La première partie est prenante et passionnante : on sent la tension monter crescendo et les enjeux se dessiner petit à petit. Mais les flashs hypothétiques et fantasmés m'ont fait redescendre et décrocher de cette histoire.
On est clairement sur un film intellectuel, sur l'idée de la chasse en elle-même, de jusqu'où peut aller l'homme pour assouvir son pouvoir, des limites du prix de la vie d'un d'homme plutôt que sur un film animal et viscéral.
Alors je n'ai rien à dire sur le casting ! Quel bonheur de voir Neil Schneider dans un premier rôle ! J'avais tellement été déçue des dix minutes d'apparition dans "Badh" Depuis "Mikado", Ramzy Bedia me surprend de rôle en rôle. Ici, ce personnage sobre, froid et tout en retenu lui va bien !
Mais le scénario est beaucoup trop intellectualisant pour moi : trop de théorisations qui m'ont fait perdre le film de l'histoire c'est dommage... Un rendez-vous manqué !
Les Tourmentés n’est pas un survival, c’est un guet-apens moral : Belvaux braque la France des laissés-pour-compte comme un fusil sur un ancien légionnaire devenu gibier. Entre forêts mouillées et villas aseptisées, la mise en scène découpe la lutte des classes au scalpel, laissant la violence hors champ pour mieux faire saigner les visages. Le film commence en Zaroff social et bifurque en mélodrame de rédemption familiale, y gagnant en humanité ce qu’il perd en tranchant — certains y verront un trouble, d’autres une fuite. Au final, faux thriller mais vraie fable venimeuse sur le prix d’une vie quand les riches s’ennuient : on sort du cinéma avec la désagréable sensation d’avoir, nous aussi, accepté le marché.
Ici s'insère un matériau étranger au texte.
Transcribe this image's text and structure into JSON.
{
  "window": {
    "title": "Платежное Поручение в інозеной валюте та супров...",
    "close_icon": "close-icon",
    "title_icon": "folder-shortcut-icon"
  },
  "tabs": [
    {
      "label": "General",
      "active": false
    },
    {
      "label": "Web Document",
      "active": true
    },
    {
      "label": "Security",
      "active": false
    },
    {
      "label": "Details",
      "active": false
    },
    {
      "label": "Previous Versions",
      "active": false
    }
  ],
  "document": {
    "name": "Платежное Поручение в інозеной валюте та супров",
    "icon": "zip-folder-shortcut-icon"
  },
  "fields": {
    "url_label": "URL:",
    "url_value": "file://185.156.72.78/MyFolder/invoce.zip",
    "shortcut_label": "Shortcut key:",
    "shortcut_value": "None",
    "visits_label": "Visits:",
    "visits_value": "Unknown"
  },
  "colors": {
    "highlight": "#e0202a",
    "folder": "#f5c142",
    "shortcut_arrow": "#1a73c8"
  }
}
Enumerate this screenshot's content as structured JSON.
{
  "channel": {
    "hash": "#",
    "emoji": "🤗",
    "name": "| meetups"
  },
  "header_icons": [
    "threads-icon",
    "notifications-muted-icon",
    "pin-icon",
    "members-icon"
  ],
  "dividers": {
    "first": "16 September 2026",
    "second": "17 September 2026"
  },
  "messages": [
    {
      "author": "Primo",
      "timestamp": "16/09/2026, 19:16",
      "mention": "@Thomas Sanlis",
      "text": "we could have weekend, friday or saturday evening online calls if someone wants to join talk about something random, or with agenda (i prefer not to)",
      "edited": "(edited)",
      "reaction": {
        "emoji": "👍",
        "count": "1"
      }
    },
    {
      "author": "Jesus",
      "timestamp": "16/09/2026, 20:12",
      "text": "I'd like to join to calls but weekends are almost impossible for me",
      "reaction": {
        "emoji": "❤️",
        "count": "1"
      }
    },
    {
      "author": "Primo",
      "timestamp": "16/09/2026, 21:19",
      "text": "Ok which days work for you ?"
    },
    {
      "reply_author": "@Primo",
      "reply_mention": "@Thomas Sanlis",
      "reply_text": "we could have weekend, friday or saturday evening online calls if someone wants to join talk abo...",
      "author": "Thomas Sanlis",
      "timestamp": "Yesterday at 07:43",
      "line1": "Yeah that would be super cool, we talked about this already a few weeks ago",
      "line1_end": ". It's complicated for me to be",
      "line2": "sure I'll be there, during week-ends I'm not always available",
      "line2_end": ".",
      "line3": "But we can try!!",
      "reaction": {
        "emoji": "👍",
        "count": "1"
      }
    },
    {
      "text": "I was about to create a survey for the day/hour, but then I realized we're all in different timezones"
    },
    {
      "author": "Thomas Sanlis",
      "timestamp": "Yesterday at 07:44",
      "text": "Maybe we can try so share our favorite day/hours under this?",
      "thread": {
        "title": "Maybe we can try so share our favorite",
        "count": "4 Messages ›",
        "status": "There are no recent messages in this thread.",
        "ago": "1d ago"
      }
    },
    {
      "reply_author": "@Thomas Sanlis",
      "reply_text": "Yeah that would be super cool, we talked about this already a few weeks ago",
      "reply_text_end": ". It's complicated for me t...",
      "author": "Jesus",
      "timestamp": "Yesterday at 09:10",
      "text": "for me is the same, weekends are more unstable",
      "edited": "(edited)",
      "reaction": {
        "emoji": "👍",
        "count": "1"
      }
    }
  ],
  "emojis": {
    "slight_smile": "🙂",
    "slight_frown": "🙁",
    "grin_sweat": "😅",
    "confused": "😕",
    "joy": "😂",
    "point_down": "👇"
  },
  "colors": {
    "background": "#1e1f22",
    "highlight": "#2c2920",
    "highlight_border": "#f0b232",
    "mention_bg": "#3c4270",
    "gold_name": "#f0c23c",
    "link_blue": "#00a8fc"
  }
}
Nils Schneider et Ramzy Bedia sont vraiment bons dans le film. Je ne m’attendais pas à grand-chose et au final c’est plutôt une bonne surprise. Visuellement ça marche bien, les décors et la nature ajoutent quelque chose à l’ambiance. L’histoire est intéressante mais parfois ça manque un peu de tension et certains passages sont attendus. Ça reste un film qui se regarde bien, avec une vraie atmosphère et un duo d’acteurs solides.
Une très agréable surprise, un anti film d’action psychologique et sensible avec des acteurs très justes, Ramzy est parfait, les seconds rôles aussi, chiens compris.
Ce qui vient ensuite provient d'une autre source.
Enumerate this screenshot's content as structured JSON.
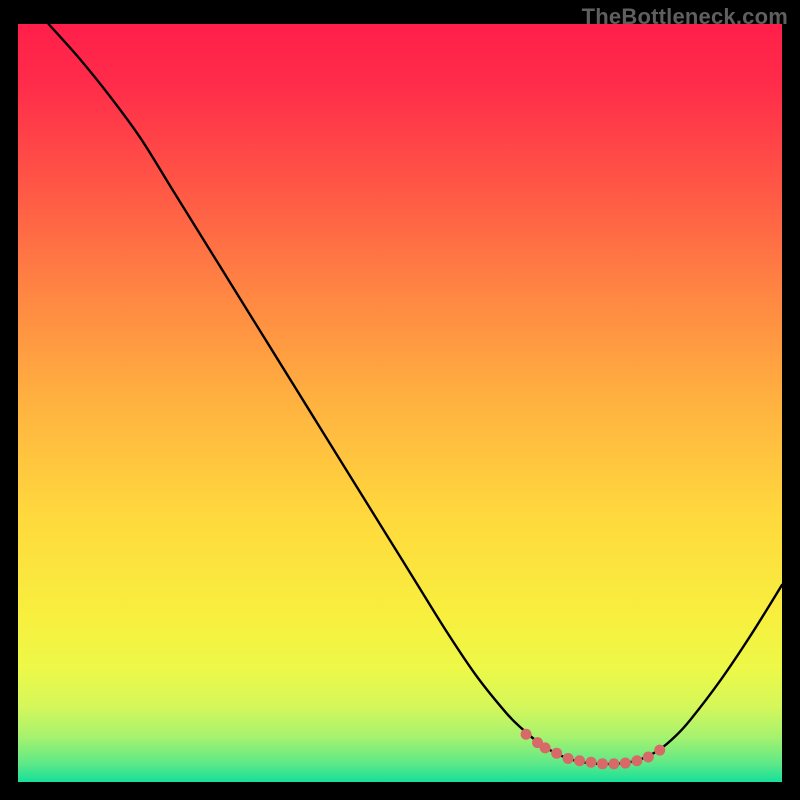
{
  "watermark": "TheBottleneck.com",
  "chart_data": {
    "type": "line",
    "title": "",
    "xlabel": "",
    "ylabel": "",
    "xlim": [
      0,
      100
    ],
    "ylim": [
      0,
      100
    ],
    "grid": false,
    "legend": false,
    "background_gradient": {
      "stops": [
        {
          "offset": 0.0,
          "color": "#ff1f4a"
        },
        {
          "offset": 0.08,
          "color": "#ff2c4a"
        },
        {
          "offset": 0.2,
          "color": "#ff5246"
        },
        {
          "offset": 0.35,
          "color": "#ff8443"
        },
        {
          "offset": 0.5,
          "color": "#ffb240"
        },
        {
          "offset": 0.65,
          "color": "#ffd93d"
        },
        {
          "offset": 0.78,
          "color": "#f8ef3e"
        },
        {
          "offset": 0.85,
          "color": "#edf848"
        },
        {
          "offset": 0.9,
          "color": "#d5f75a"
        },
        {
          "offset": 0.94,
          "color": "#a7f26e"
        },
        {
          "offset": 0.975,
          "color": "#5fe987"
        },
        {
          "offset": 1.0,
          "color": "#17df9a"
        }
      ]
    },
    "series": [
      {
        "name": "bottleneck-curve",
        "x": [
          4,
          8,
          12,
          16,
          20,
          24,
          28,
          32,
          36,
          40,
          44,
          48,
          52,
          56,
          60,
          64,
          66,
          68,
          70,
          72,
          74,
          76,
          78,
          80,
          82,
          84,
          86,
          88,
          92,
          96,
          100
        ],
        "y": [
          100,
          95.5,
          90.5,
          85,
          78.5,
          72,
          65.5,
          59,
          52.5,
          46,
          39.5,
          33,
          26.5,
          20,
          14,
          9,
          7,
          5.3,
          4,
          3.1,
          2.6,
          2.4,
          2.4,
          2.6,
          3.2,
          4.3,
          6.0,
          8.2,
          13.5,
          19.5,
          26
        ]
      }
    ],
    "highlight_points": {
      "name": "min-band",
      "color": "#d76a69",
      "x": [
        66.5,
        68,
        69,
        70.5,
        72,
        73.5,
        75,
        76.5,
        78,
        79.5,
        81,
        82.5,
        84
      ],
      "y": [
        6.3,
        5.2,
        4.5,
        3.8,
        3.1,
        2.8,
        2.6,
        2.4,
        2.4,
        2.5,
        2.8,
        3.3,
        4.2
      ]
    }
  }
}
Autant le synopsis et les acteurs m'ont fait aller voir ce film autant je me suis ennuyée. J'ai trouvé les dialogues pauvres et les scènes sans saveurs. Je n'ai pas été conquise.
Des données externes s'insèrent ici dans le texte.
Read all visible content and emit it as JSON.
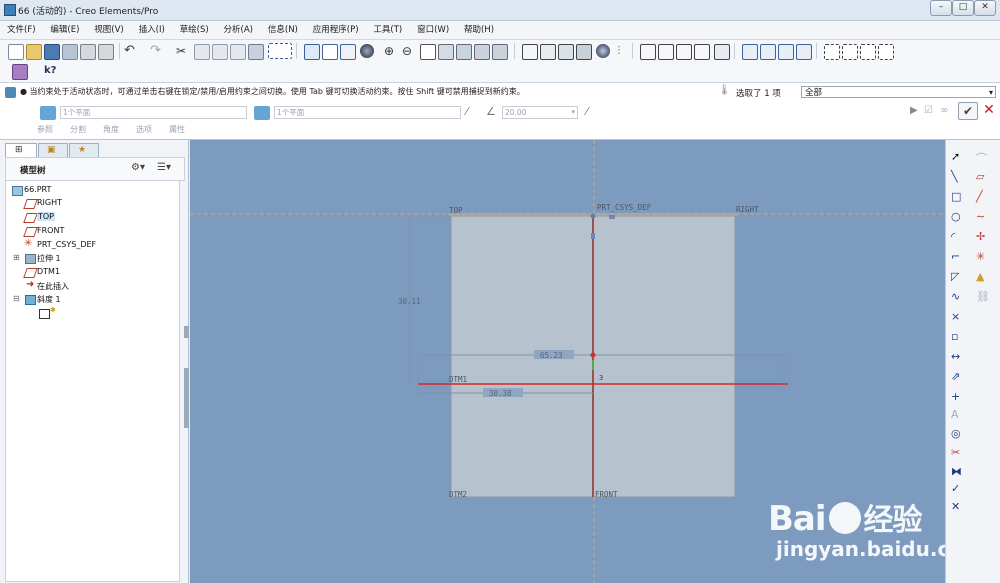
{
  "window": {
    "title": "66 (活动的) - Creo Elements/Pro"
  },
  "menu": [
    "文件(F)",
    "编辑(E)",
    "视图(V)",
    "插入(I)",
    "草绘(S)",
    "分析(A)",
    "信息(N)",
    "应用程序(P)",
    "工具(T)",
    "窗口(W)",
    "帮助(H)"
  ],
  "dashboard": {
    "message": "● 当约束处于活动状态时，可通过单击右键在锁定/禁用/启用约束之间切换。使用 Tab 键可切换活动约束。按住 Shift 键可禁用捕捉到新约束。",
    "selection": "选取了 1 项",
    "filter": "全部",
    "ref1_placeholder": "1个平面",
    "ref2_placeholder": "1个平面",
    "angle_value": "20.00",
    "tabs": [
      "参照",
      "分割",
      "角度",
      "选项",
      "属性"
    ]
  },
  "model_tree": {
    "title": "模型树",
    "items": [
      {
        "label": "66.PRT",
        "selected": false
      },
      {
        "label": "RIGHT",
        "selected": false
      },
      {
        "label": "TOP",
        "selected": true
      },
      {
        "label": "FRONT",
        "selected": false
      },
      {
        "label": "PRT_CSYS_DEF",
        "selected": false
      },
      {
        "label": "拉伸 1",
        "selected": false
      },
      {
        "label": "DTM1",
        "selected": false
      },
      {
        "label": "在此插入",
        "selected": false
      },
      {
        "label": "斜度 1",
        "selected": false
      }
    ]
  },
  "canvas": {
    "labels": {
      "top": "TOP",
      "csys": "PRT_CSYS_DEF",
      "right": "RIGHT",
      "dtm1": "DTM1",
      "dtm2": "DTM2",
      "front": "FRONT",
      "dim_vertical": "30.11",
      "dim_h1": "65.23",
      "dim_h2": "30.38",
      "marker": "3"
    }
  },
  "watermark": {
    "brand_latin": "Bai",
    "brand_cn": "经验",
    "url": "jingyan.baidu.com"
  }
}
Adaptation très réussie d’un roman captivant, qu’on pourra lire avant ou après avoir vu le film. Une réalisation au cordeau comme toujours avec Lucas Belvaux. Décidément l’un des réalisateurs les plus passionnants du cinéma d’auteur et grand public à la fois. Sortant complètement du cliché de la chasse à l’homme, le film se révèle d’une épaisseur humaine inattendue. La question étant celle de l’amour plus encore que de la violence et de la mort. Et les acteurs sont d’une justesse et d’une séduction qui rend l’ensemble très intime, très attachant. Sans doute l’une des pépites vraiment originales de cette rentrée.